At 3 p.m. CDT, a crane lifted the metal teeth on one of the Morganza Spillway’s 125 gates, and an avalanche of foamy white water began rushing through, forming a massive and fast-growing puddle on land that minutes earlier had been dry. Water branched out like giant fingers over the grassy floodplain and began rippling southward, toward isolated hamlets, fishing and hunting camps, and towns tucked among the bayous. One news helicopter spotted a rabbit darting out of the way as the flooding began.
It was the first time since 1973 the Corps has resorted to opening the Morganza Spillway, about 40 miles north of the state capital, Baton Rouge, and 185 miles upstream from New Orleans. The move underscored the potential for catastrophe if the rain-swollen Mississippi were allowed to run unfettered through the state’s two largest cities.
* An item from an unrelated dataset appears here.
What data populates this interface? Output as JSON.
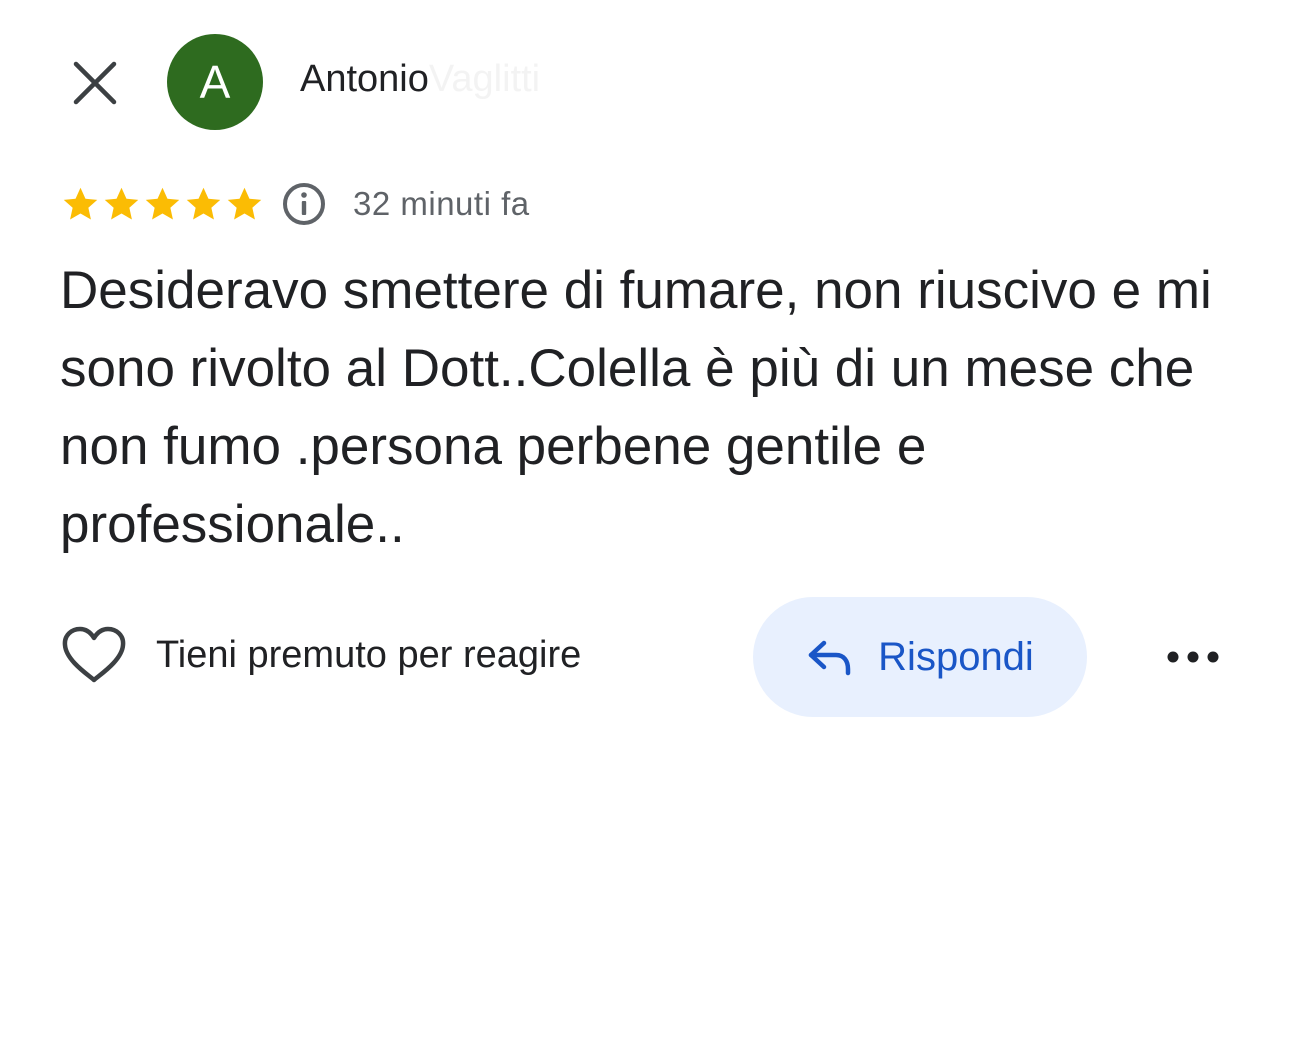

“The system is under tremendous pressure, and it’s going to be under tremendous pressure for quite a long time,” said the Corps’ Mississippi division commander, Maj. Gen. Michael Walsh, at a news conference shortly before the gate was lifted. “This system was really designed back in the 1930s to protect lives, and that’s exactly what we’re doing.”
Walsh and Lt. Col. Ed Fleming, the New Orleans district commander of the Corps, outlined a mathematical formula that would determine how many more gates must open before the levees downstream are considered safe. The goal is to shave enough water off the Mississippi to protect levees designed to hold if the flow of water passing through Baton Rouge hits 1.5 million cubic feet per second. On Saturday, the flow reached 1.51 million cubic feet per second, prompting the decision to open one gate of the Spillway, which will bring the flow down to the 1.5 level.
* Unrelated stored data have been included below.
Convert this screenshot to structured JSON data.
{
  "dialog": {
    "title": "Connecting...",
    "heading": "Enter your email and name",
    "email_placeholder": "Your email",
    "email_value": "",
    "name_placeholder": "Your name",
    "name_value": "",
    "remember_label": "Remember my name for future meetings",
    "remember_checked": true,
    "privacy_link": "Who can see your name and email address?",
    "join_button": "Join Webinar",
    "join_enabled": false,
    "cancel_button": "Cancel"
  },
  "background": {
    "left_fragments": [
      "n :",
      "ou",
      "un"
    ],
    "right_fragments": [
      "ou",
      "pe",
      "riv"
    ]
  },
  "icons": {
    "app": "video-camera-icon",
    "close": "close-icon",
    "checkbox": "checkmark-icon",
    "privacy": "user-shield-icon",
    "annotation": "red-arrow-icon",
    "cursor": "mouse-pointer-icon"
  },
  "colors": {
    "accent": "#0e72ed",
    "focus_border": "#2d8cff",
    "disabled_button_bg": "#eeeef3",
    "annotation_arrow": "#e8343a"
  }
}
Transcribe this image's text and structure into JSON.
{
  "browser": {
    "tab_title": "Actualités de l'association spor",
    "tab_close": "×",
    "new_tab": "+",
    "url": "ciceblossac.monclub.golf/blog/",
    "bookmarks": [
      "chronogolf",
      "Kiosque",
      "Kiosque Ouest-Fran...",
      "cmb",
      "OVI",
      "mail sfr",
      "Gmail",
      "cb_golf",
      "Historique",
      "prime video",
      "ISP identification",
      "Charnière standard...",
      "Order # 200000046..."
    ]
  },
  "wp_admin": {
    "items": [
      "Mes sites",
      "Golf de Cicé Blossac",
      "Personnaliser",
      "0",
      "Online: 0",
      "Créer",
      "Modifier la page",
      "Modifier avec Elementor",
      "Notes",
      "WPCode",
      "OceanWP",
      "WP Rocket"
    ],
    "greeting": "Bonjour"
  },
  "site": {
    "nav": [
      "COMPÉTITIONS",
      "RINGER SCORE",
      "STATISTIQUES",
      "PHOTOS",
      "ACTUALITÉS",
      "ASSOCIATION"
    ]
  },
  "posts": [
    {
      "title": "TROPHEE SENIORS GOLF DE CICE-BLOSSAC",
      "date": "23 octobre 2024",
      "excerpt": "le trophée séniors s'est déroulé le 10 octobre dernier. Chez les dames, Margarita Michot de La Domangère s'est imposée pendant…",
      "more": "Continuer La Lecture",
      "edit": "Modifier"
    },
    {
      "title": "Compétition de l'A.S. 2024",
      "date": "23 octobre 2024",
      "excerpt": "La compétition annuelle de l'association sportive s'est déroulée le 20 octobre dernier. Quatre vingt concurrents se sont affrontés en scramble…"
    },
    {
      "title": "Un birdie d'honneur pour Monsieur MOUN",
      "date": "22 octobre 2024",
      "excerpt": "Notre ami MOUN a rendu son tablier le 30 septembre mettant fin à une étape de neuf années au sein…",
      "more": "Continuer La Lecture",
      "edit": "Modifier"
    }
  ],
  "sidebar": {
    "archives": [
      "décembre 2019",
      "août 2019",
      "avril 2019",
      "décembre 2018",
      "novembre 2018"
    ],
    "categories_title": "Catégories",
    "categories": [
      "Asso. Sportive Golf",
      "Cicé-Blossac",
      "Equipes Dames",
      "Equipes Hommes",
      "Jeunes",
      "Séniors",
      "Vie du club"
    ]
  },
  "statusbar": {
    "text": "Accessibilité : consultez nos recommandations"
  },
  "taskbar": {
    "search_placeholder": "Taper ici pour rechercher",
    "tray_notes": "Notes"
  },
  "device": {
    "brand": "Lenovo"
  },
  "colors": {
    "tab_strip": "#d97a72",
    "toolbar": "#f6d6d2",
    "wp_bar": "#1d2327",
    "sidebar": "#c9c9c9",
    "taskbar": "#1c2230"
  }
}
But the Mississippi has yet to crest in Louisiana, and the flow is expected to reach 1.626 million cubic feet per second by the time it does, about a week from now. Eventually, enough gates to reduce the Mississippi’s flow by 125,000 cubic feet per second will be opened, a process that will take several days, to reduce the chances of people and wildlife being caught by the rising waters.
If Morganza is opened, water would flow 20 miles south into the Atchafalaya River. From there it would roll on to the Gulf of Mexico, flooding swamps and croplands. Morgan City, a community of 12,000, shored up levees as a precaution.
With crop prices soaring, farmers along the lower Mississippi River had been expecting a big year, maybe even a huge one. Now, many are facing ruin, with floodwaters swallowing up corn, cotton, rice and soybean fields.And even more farmland will be drowned when the spillway is opened. Unlocking the spillway would inundate Louisiana Cajun country with as much as 25 feet of water but would ease the pressure on levees downstream, averting a potentially bigger disaster in New Orleans and Baton Rouge.
Trouble has already found the fields in far northeastern Louisiana, where Tap Parker and about 50 other farmers filled and stacked massive sandbags along an old levee to no avail. The Mississippi flowed over the top Thursday, and nearly 19 square miles of soybeans and corn, known in the industry as “green gold,” was lost.
“This was supposed to be our good year. We had a chance to really catch up. Now we’re scrambling to break even,” said Parker, who has been farming since 1985.
More than 1,500 square miles of farmland in Arkansas, which produces about half of the nation’s rice, have been swamped over the past few weeks. In Missouri, where a levee was intentionally blown open to ease the flood threat in the town of Cairo, Ill., more than 200 square miles of croplands were submerged, damage that will probably exceed $100 million. More than 2,100 square miles could flood in Mississippi.